To miała być cudowna recepta. W miastach tysiące hektarów gruntów leżą bowiem odłogiem. Są to m.in. dawne tereny pofabryczne, kolejowe etc. Teoretycznie można przeznaczyć je pod nowe domy, ale przebrnięcie przez biurokrację graniczy z cudem. Specustawa mieszkaniowa miała w tym pomóc. Nie wyszło. Co roku urzędnicy wydają tysiące pozwoleń na budowę budynków wielorodzinnych realizowanych na podstawie warunków zabudowy lub miejscowych planów. Natomiast uchwał lokalizacyjnych wydano tylko 170.
Uchwał lokalizacyjnych wydano bardzo mało
Ustawa z 5 lipca 2018 r. o ułatwieniach w przygotowaniu i realizacji inwestycji mieszkaniowych oraz inwestycji towarzyszących (t.j. Dz. U. z 2020 r. poz. 219 z późn. zm.) weszła w życie 22 sierpnia 2018 r. W statystyce nie wypada najlepiej.
Do tej pory na jego podstawie wydano 228 uchwał lokalizacyjnych, z czego pozytywnych było tylko 170. Miast powyżej 100 tys. mieszkańców dotyczyło 60 uchwał (w tym 30 było pozytywnych) a w aglomeracjach powyżej 500 tys. mieszkańców - zaledwie 12, z czego trzy były korzystne dla inwestorów.

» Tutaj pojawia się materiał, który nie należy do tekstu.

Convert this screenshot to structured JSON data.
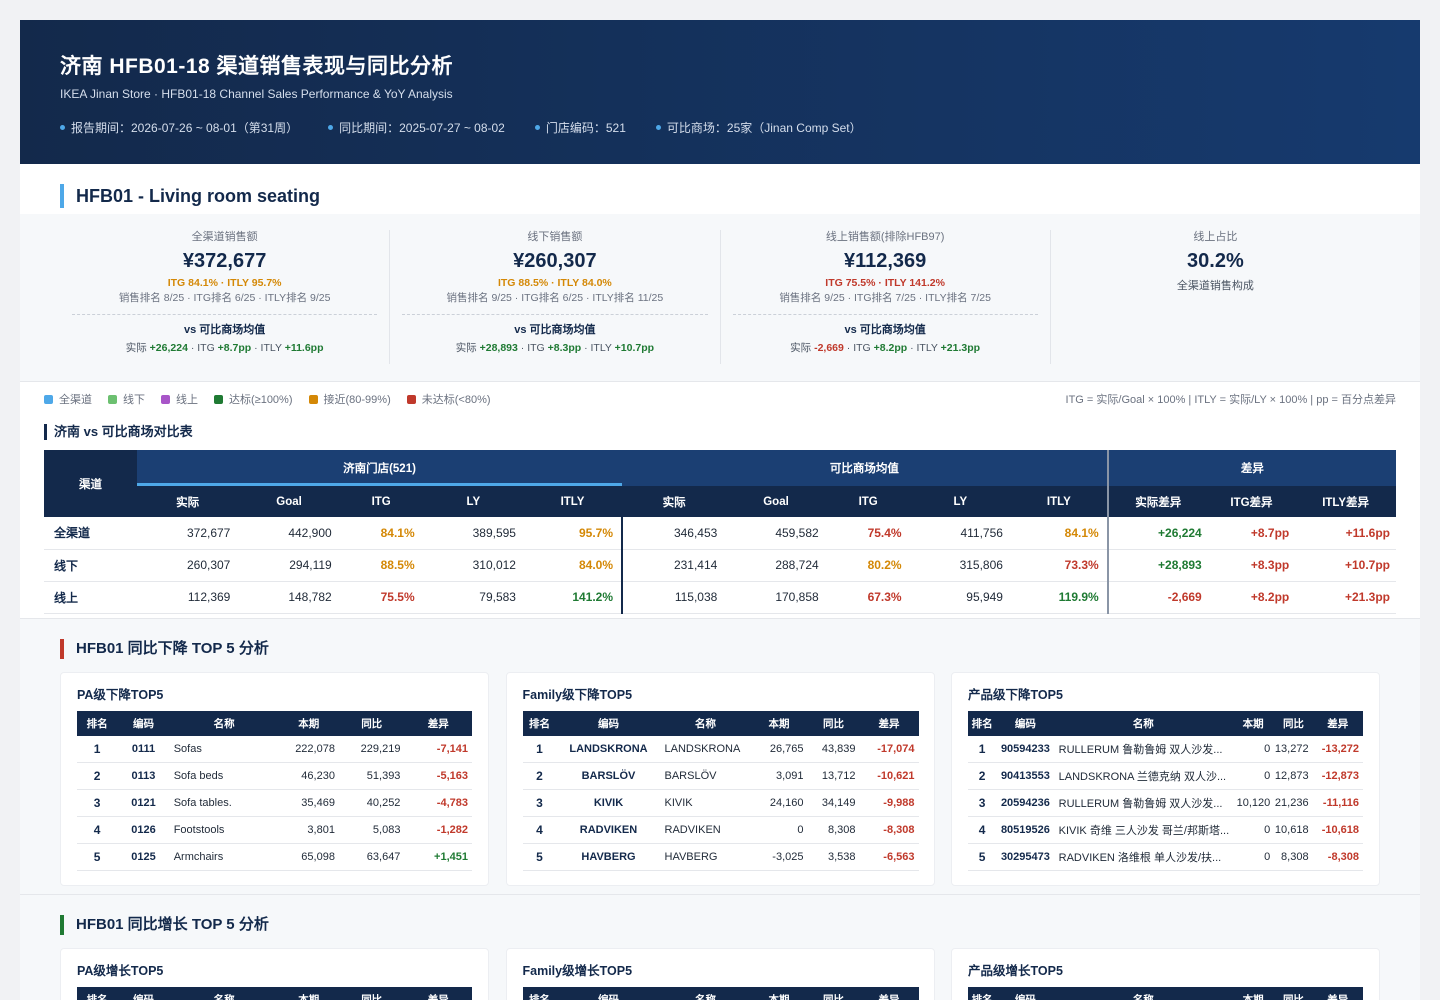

W tym roku uchwał lokalizacyjnych podjęto 50, w tym 42 zezwalały na inwestycje. W miastach do 100 tys. było ich - 14 (12 pozytywnych), w aglomeracjach ponad 500 tys. mieszkańców wydano trzy uchwały, w tym dwie pozytywne i jedną negatywną. Dwie pierwsze uchwały dotyczyły, inwestycji w Warszawie ( ul. Gdańska oraz Grójecka), a ta ostatnia, negatywna - Krakowa.
Czytaj w LEX: Specustawa mieszkaniowa – przewodnik dla organów administracji architektoniczno-budowlanej >
Celem ustawy było ułatwienie, odformalizowanie i przyspieszenie inwestycji mieszkaniowych oraz inwestycji towarzyszących. Przed wejściem w życie tej ustawy, zagospodarowanie i zabudowa terenu odbywała się w oparciu o decyzje o warunkach zabudowy albo miejscowe plany zagospodarowania przestrzennego. Specustawa mieszkaniowa stworzyła alternatywną możliwość realizacji inwestycji mieszkaniowych i towarzyszących, wprowadzając do porządku prawnego kilka nowych instrumentów prawnych.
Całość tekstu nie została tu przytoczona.